The logistics property company is the largest in the Central and Eastern European sector.

Wynn Macau Ltd. priced an upsized $750 million add-on to its 5 5/8% senior notes due Aug. 26, 2028 (B1/BB-) at 103 to yield 5.146% on Tuesday, according to market sources.

The deal was upsized from $650 million.

The issue price came at the rich end of the 102.75 to 103 revised price talk, which had richened from earlier talk in the 102.5 area. Initial guidance was in the 102 area.

Joint bookrunner Deutsche Bank will bill and deliver. Additional bookrunners were Banco Nacional Ultramarino SA, Bank of China Macau Branch, Bank of Communications Macau, BNP Paribas, BOC International, BofA, DBS Bank Ltd., ICBC (Macau), JPMorgan, Scotia, SMBC Nikko and United Overseas Bank.

The Macau-based owner and operator of gaming and entertainment facilities plans to use the proceeds to repay bank debt.

Future Land Development Holdings Ltd. issued $450 million of 4.8% notes due 2024 on Tuesday, according to a notice.

The notes were issued via funding vehicle New Metro Global Ltd.

Haitong International Securities Co. Ltd., CMB International Capital Ltd., CLSA Ltd. and Seazen Resources Securities Ltd. were the lead managers and bookrunners.

New Metro is a debt vehicle based in the British Virgin Islands and a subsidiary of Hong Kong-based real estate developer Future Land Development Holdings.

Ukraine, D.R. price

Ukraine $600 million tap added to $2 billion of its 2033 notes that priced in July.

Pricing of the tap was guided to yield of 6.2% to 6¼% from initial price thoughts for yield in the area of 6.4%. The issue was initially talked at $500 million in size.

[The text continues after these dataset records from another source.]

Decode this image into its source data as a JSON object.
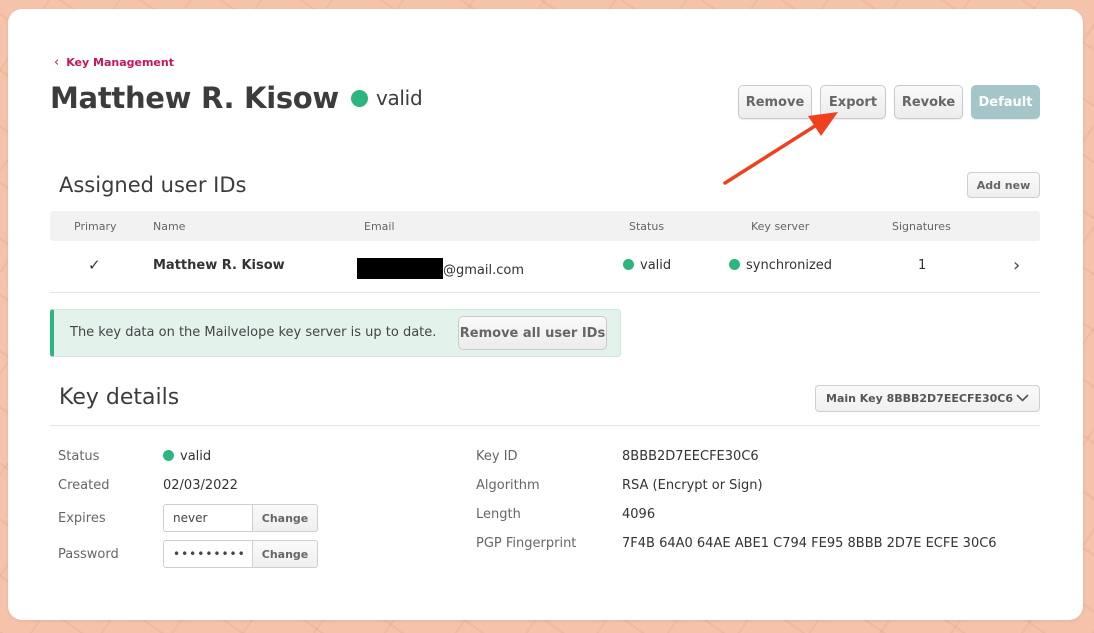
{
  "header": {
    "back_label": "Key Management",
    "name": "Matthew R. Kisow",
    "status": "valid",
    "actions": {
      "remove": "Remove",
      "export": "Export",
      "revoke": "Revoke",
      "default": "Default"
    }
  },
  "user_ids": {
    "title": "Assigned user IDs",
    "add_new": "Add new",
    "columns": [
      "Primary",
      "Name",
      "Email",
      "Status",
      "Key server",
      "Signatures"
    ],
    "rows": [
      {
        "primary": "✓",
        "name": "Matthew R. Kisow",
        "email_suffix": "@gmail.com",
        "status": "valid",
        "key_server": "synchronized",
        "signatures": "1"
      }
    ],
    "alert_text": "The key data on the Mailvelope key server is up to date.",
    "remove_all": "Remove all user IDs"
  },
  "key_details": {
    "title": "Key details",
    "key_select": "Main Key 8BBB2D7EECFE30C6",
    "left": {
      "status_label": "Status",
      "status_value": "valid",
      "created_label": "Created",
      "created_value": "02/03/2022",
      "expires_label": "Expires",
      "expires_value": "never",
      "password_label": "Password",
      "password_value": "•••••••••",
      "change_label": "Change"
    },
    "right": {
      "key_id_label": "Key ID",
      "key_id_value": "8BBB2D7EECFE30C6",
      "algorithm_label": "Algorithm",
      "algorithm_value": "RSA (Encrypt or Sign)",
      "length_label": "Length",
      "length_value": "4096",
      "fingerprint_label": "PGP Fingerprint",
      "fingerprint_value": "7F4B 64A0 64AE ABE1 C794 FE95 8BBB 2D7E ECFE 30C6"
    }
  },
  "colors": {
    "accent": "#c2185b",
    "valid": "#2cb57e",
    "annotation_arrow": "#f0411e",
    "background": "#f4c3a9"
  }
}
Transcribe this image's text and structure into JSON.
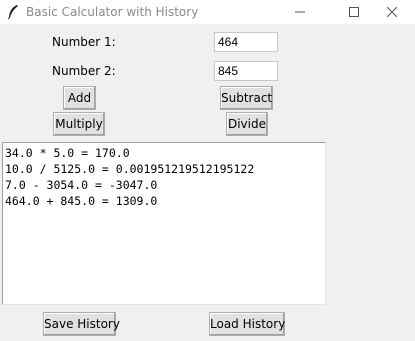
{
  "window": {
    "title": "Basic Calculator with History",
    "icon": "feather-icon",
    "controls": [
      "minimize-icon",
      "maximize-icon",
      "close-icon"
    ]
  },
  "inputs": {
    "number1": {
      "label": "Number 1:",
      "value": "464"
    },
    "number2": {
      "label": "Number 2:",
      "value": "845"
    }
  },
  "buttons": {
    "add": "Add",
    "subtract": "Subtract",
    "multiply": "Multiply",
    "divide": "Divide",
    "save_history": "Save History",
    "load_history": "Load History"
  },
  "history": [
    "34.0 * 5.0 = 170.0",
    "10.0 / 5125.0 = 0.001951219512195122",
    "7.0 - 3054.0 = -3047.0",
    "464.0 + 845.0 = 1309.0"
  ]
}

Joint bookrunners of the Rule 144A and Regulation S notes were BNP Paribas and Goldman Sachs International.

Order books were in excess of $1.5 billion at the time guidance was released.

The notes are expected to be listed on the Euronext Dublin exchange.

The Dominican Republic has issued a $1.27 billion add-on of its 4 7/8% bonds due 2032 (BB-). The add-on will fund the repurchase of the country’s 7½% amortizing bonds due 2021, its 6.6% bonds due 2024, and its 5 7/8% amortizing bonds due 2024 and 5½% bonds due 2025.

Citigroup Global Markets Inc. and J.P. Morgan Securities were the bookrunners and joint dealer managers for the Regulation S and Rule 144A issue.